What I’m listening to:
A lot of Christmas music, but needing a break from the schmaltz, I’ve discovered Over the Rhine and their Christmas album, Snow Angels. God, these guys are good.
  November 14, 2017
What I’m watching:
Guiltily, I watch the Patriots play every weekend, often building my schedule and plans around seeing the game. Why the guilt? I don’t know how morally defensible is football anymore, as we now know the severe damage it does to the players. We can’t pretend it’s all okay anymore. Is this our version of late decadent Rome, watching mostly young Black men take a terrible toll on each other for our mere entertainment?
What I’m reading:
Recently finished J.G. Ballard’s 2000 novel Super-Cannes, a powerful depiction of a corporate-tech ex-pat community taken over by a kind of psychopathology, in which all social norms and responsibilities are surrendered to residents of the new world community. Kept thinking about Silicon Valley when reading it. Pretty dark, dystopian view of the modern world and centered around a mass killing, troublingly prescient.
What I’m listening to:
Was never really a Lorde fan, only knowing her catchy (and smarter than you might first guess) pop hit “Royals” from her debut album. But her new album, Melodrama, is terrific and it doesn’t feel quite right to call this “pop.” There is something way more substantial going on with Lorde and I can see why many critics put this album at the top of their Best in 2017 list.

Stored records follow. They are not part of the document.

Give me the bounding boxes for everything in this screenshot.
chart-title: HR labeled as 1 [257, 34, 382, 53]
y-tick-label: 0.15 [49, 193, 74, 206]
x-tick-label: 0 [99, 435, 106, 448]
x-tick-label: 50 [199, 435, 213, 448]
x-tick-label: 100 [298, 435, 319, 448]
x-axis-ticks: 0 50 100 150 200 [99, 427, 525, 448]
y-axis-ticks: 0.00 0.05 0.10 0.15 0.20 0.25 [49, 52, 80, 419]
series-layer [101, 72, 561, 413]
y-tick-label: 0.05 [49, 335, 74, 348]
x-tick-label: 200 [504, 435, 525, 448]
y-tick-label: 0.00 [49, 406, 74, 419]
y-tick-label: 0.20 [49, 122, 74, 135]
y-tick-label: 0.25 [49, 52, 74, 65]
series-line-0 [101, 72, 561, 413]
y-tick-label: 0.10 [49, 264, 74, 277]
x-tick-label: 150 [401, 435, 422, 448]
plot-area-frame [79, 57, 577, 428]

Count me in as a huge fan.
  November 3, 2017
What I’m reading: Just finished Celeste Ng’s Little Fires Everywhere, her breathtakingly good second novel. How is someone so young so wise? Her writing is near perfection and I read the book in two days, setting my alarm for 4:30AM so I could finish it before work.

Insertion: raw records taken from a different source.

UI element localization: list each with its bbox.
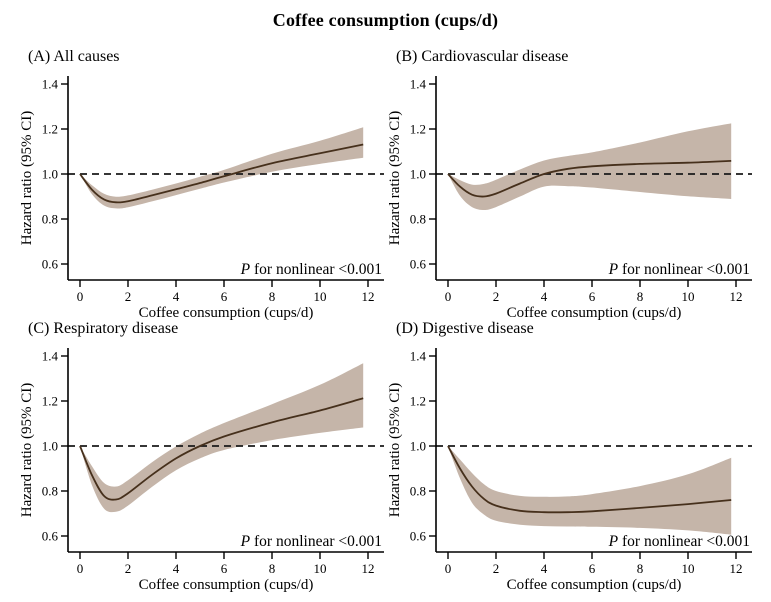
- x-tick-label: 6: [589, 289, 596, 304]
- y-tick-label: 1.4: [42, 77, 59, 92]
- p-nonlinear-annotation: P for nonlinear <0.001: [608, 261, 750, 278]
- y-axis-label: Hazard ratio (95% CI): [19, 383, 35, 518]
- y-axis-label: Hazard ratio (95% CI): [19, 111, 35, 246]
- x-tick-label: 2: [493, 289, 500, 304]
- x-tick-label: 10: [314, 561, 327, 576]
- x-axis-label: Coffee consumption (cups/d): [139, 577, 314, 592]
- x-tick-label: 0: [445, 561, 452, 576]
- panel-c-title: (C) Respiratory disease: [28, 320, 179, 337]
- x-axis-label: Coffee consumption (cups/d): [507, 577, 682, 592]
- x-tick-label: 10: [682, 561, 695, 576]
- x-tick-label: 12: [730, 561, 743, 576]
- panel-all-causes: (A) All causes 0.6 0.8 1.0 1.2 1.4 0 2 4 6 8 10 12 C…: [16, 46, 388, 320]
- y-tick-label: 1.0: [410, 167, 426, 182]
- panel-digestive-disease: (D) Digestive disease 0.6 0.8 1.0 1.2 1.4 0 2 4…: [384, 318, 756, 592]
- p-nonlinear-annotation: P for nonlinear <0.001: [240, 533, 382, 550]
- y-tick-label: 1.2: [42, 122, 58, 137]
- y-tick-label: 0.8: [410, 484, 426, 499]
- x-tick-label: 4: [173, 289, 180, 304]
- confidence-band: [80, 127, 364, 209]
- y-tick-label: 1.4: [410, 77, 427, 92]
- x-tick-label: 10: [682, 289, 695, 304]
- chart-all-causes: 0.6 0.8 1.0 1.2 1.4 0 2 4 6 8 10 12 Coffee consumpti…: [19, 76, 384, 320]
- hazard-ratio-curve: [79, 397, 364, 501]
- x-tick-label: 6: [589, 561, 596, 576]
- x-tick-label: 6: [221, 561, 228, 576]
- y-tick-label: 1.0: [42, 439, 58, 454]
- y-tick-label: 0.8: [42, 212, 58, 227]
- y-tick-label: 1.2: [410, 394, 426, 409]
- p-nonlinear-annotation: P for nonlinear <0.001: [240, 261, 382, 278]
- x-tick-label: 12: [730, 289, 743, 304]
- panel-a-title: (A) All causes: [28, 48, 120, 65]
- x-tick-label: 4: [541, 289, 548, 304]
- x-tick-label: 8: [637, 289, 644, 304]
- panel-b-title: (B) Cardiovascular disease: [396, 48, 569, 65]
- y-tick-label: 0.8: [42, 484, 58, 499]
- y-tick-label: 1.4: [42, 349, 59, 364]
- confidence-band: [448, 446, 732, 535]
- x-axis-label: Coffee consumption (cups/d): [507, 305, 682, 320]
- panel-cardiovascular-disease: (B) Cardiovascular disease 0.6 0.8 1.0 1.2 1…: [384, 46, 756, 320]
- y-tick-label: 0.6: [42, 529, 59, 544]
- y-tick-label: 1.0: [410, 439, 426, 454]
- x-tick-label: 8: [269, 289, 276, 304]
- x-tick-label: 0: [445, 289, 452, 304]
- x-tick-label: 6: [221, 289, 228, 304]
- y-tick-label: 0.6: [42, 257, 59, 272]
- chart-cardiovascular-disease: 0.6 0.8 1.0 1.2 1.4 0 2 4 6 8 10 12 Coffee consumpti…: [387, 76, 752, 320]
- chart-respiratory-disease: 0.6 0.8 1.0 1.2 1.4 0 2 4 6 8 10 12 Coffee consumpti…: [19, 348, 384, 592]
- x-tick-label: 2: [493, 561, 500, 576]
- hazard-ratio-curve: [79, 143, 364, 204]
- panel-respiratory-disease: (C) Respiratory disease 0.6 0.8 1.0 1.2 1.4 0…: [16, 318, 388, 592]
- x-tick-label: 0: [77, 561, 84, 576]
- x-tick-label: 10: [314, 289, 327, 304]
- y-tick-label: 0.6: [410, 257, 427, 272]
- y-tick-label: 0.6: [410, 529, 427, 544]
- x-tick-label: 8: [269, 561, 276, 576]
- x-tick-label: 12: [362, 289, 375, 304]
- y-axis-label: Hazard ratio (95% CI): [387, 383, 403, 518]
- hazard-ratio-curve: [447, 445, 732, 514]
- x-tick-label: 8: [637, 561, 644, 576]
- p-nonlinear-annotation: P for nonlinear <0.001: [608, 533, 750, 550]
- x-tick-label: 4: [541, 561, 548, 576]
- y-tick-label: 1.2: [42, 394, 58, 409]
- x-tick-label: 2: [125, 289, 132, 304]
- hazard-ratio-curve: [447, 160, 732, 198]
- figure-title: Coffee consumption (cups/d): [272, 10, 499, 30]
- panel-d-title: (D) Digestive disease: [396, 320, 534, 337]
- y-tick-label: 1.4: [410, 349, 427, 364]
- x-axis-label: Coffee consumption (cups/d): [139, 305, 314, 320]
- x-tick-label: 4: [173, 561, 180, 576]
- x-tick-label: 12: [362, 561, 375, 576]
- y-tick-label: 1.2: [410, 122, 426, 137]
- x-tick-label: 2: [125, 561, 132, 576]
- x-tick-label: 0: [77, 289, 84, 304]
- chart-digestive-disease: 0.6 0.8 1.0 1.2 1.4 0 2 4 6 8 10 12 Coffee consumpti…: [387, 348, 752, 592]
- y-tick-label: 1.0: [42, 167, 58, 182]
- y-tick-label: 0.8: [410, 212, 426, 227]
- y-axis-label: Hazard ratio (95% CI): [387, 111, 403, 246]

What I’m watching: We just binge watched season two of Stranger Things and it was worth it just to watch Millie Bobbie Brown, the transcendent young actor who plays Eleven. The series is a delightful mash up of every great eighties horror genre you can imagine and while pretty dark, an absolute joy to watch.

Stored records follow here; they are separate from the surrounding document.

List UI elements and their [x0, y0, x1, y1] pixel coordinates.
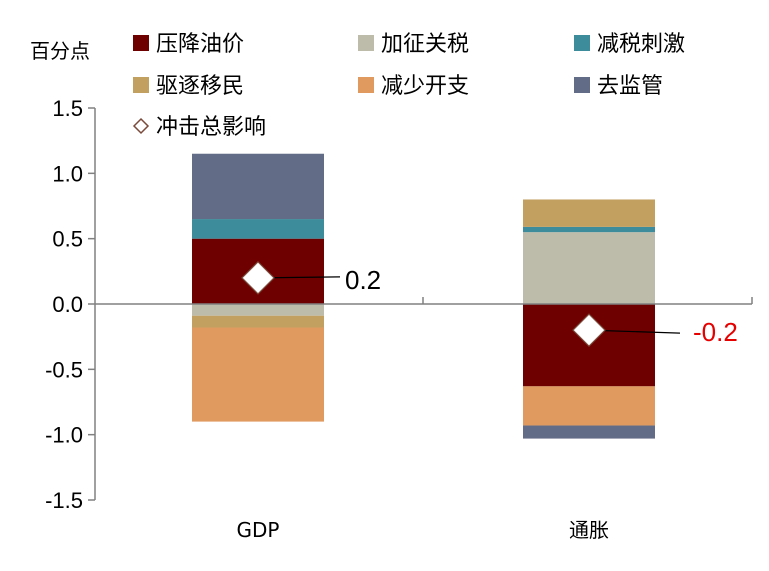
- total-data-label: 0.2: [345, 265, 381, 295]
- legend-label: 冲击总影响: [156, 115, 266, 140]
- y-tick-label: 1.0: [52, 161, 83, 186]
- legend-label: 减税刺激: [597, 32, 685, 57]
- legend-swatch: [574, 35, 590, 51]
- bar-segment: [192, 219, 324, 239]
- y-tick-label: 0.5: [52, 227, 83, 252]
- x-category-label: 通胀: [569, 518, 609, 542]
- bar-segment: [523, 232, 655, 304]
- legend-label: 加征关税: [381, 32, 469, 57]
- bar-segment: [523, 386, 655, 426]
- bar-segment: [192, 327, 324, 422]
- x-category-label: GDP: [237, 518, 280, 542]
- legend-label: 去监管: [597, 74, 663, 99]
- bar-segment: [192, 315, 324, 328]
- legend-label: 减少开支: [381, 74, 469, 99]
- total-data-label: -0.2: [693, 317, 738, 347]
- legend-swatch: [133, 35, 149, 51]
- legend-swatch: [358, 35, 374, 51]
- bar-segment: [192, 153, 324, 220]
- legend-swatch: [133, 77, 149, 93]
- total-diamond-marker: [572, 313, 606, 347]
- y-tick-label: -1.5: [45, 488, 83, 513]
- legend-label: 驱逐移民: [156, 74, 244, 99]
- y-tick-label: -0.5: [45, 357, 83, 382]
- bar-segment: [523, 199, 655, 227]
- y-tick-label: -1.0: [45, 423, 83, 448]
- bar-segment: [523, 425, 655, 439]
- bar-segment: [192, 304, 324, 316]
- y-axis-label: 百分点: [30, 39, 90, 63]
- legend-label: 压降油价: [156, 32, 244, 57]
- y-tick-label: 1.5: [52, 96, 83, 121]
- y-tick-label: 0.0: [52, 292, 83, 317]
- bar-segment: [523, 226, 655, 233]
- legend-swatch: [358, 77, 374, 93]
- legend-diamond-icon: [132, 117, 150, 135]
- total-diamond-marker: [241, 261, 275, 295]
- legend-swatch: [574, 77, 590, 93]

What I’m listening to: I’m not a lover of country music (to say the least), but I love Chris Stapleton. His “The Last Thing I Needed, First Thing This Morning” is heartbreakingly good and reminds me of the old school country that played in my house as a kid. He has a new album and I can’t wait, but his From A Room: Volume 1 is on repeat for now.
  September 26, 2017
What I’m reading:
Just finished George Saunder’s Lincoln in the Bardo. It took me a while to accept its cadence and sheer weirdness, but loved it in the end. A painful meditation on loss and grief, and a genuinely beautiful exploration of the intersection of life and death, the difficulty of letting go of what was, good and bad, and what never came to be.
What I’m watching:
HBO’s The Deuce. Times Square and the beginning of the porn industry in the 1970s, the setting made me wonder if this was really something I’d want to see. But David Simon is the writer and I’d read a menu if he wrote it. It does not disappoint so far and there is nothing prurient about it.
What I’m listening to:
The National’s new album Sleep Well Beast. I love this band. The opening piano notes of the first song, “Nobody Else Will Be There,” seize me & I’m reminded that no one else in music today matches their arrangement & musicianship. I’m adding “Born to Beg,” “Slow Show,” “I Need My Girl,” and “Runaway” to my list of favorite love songs.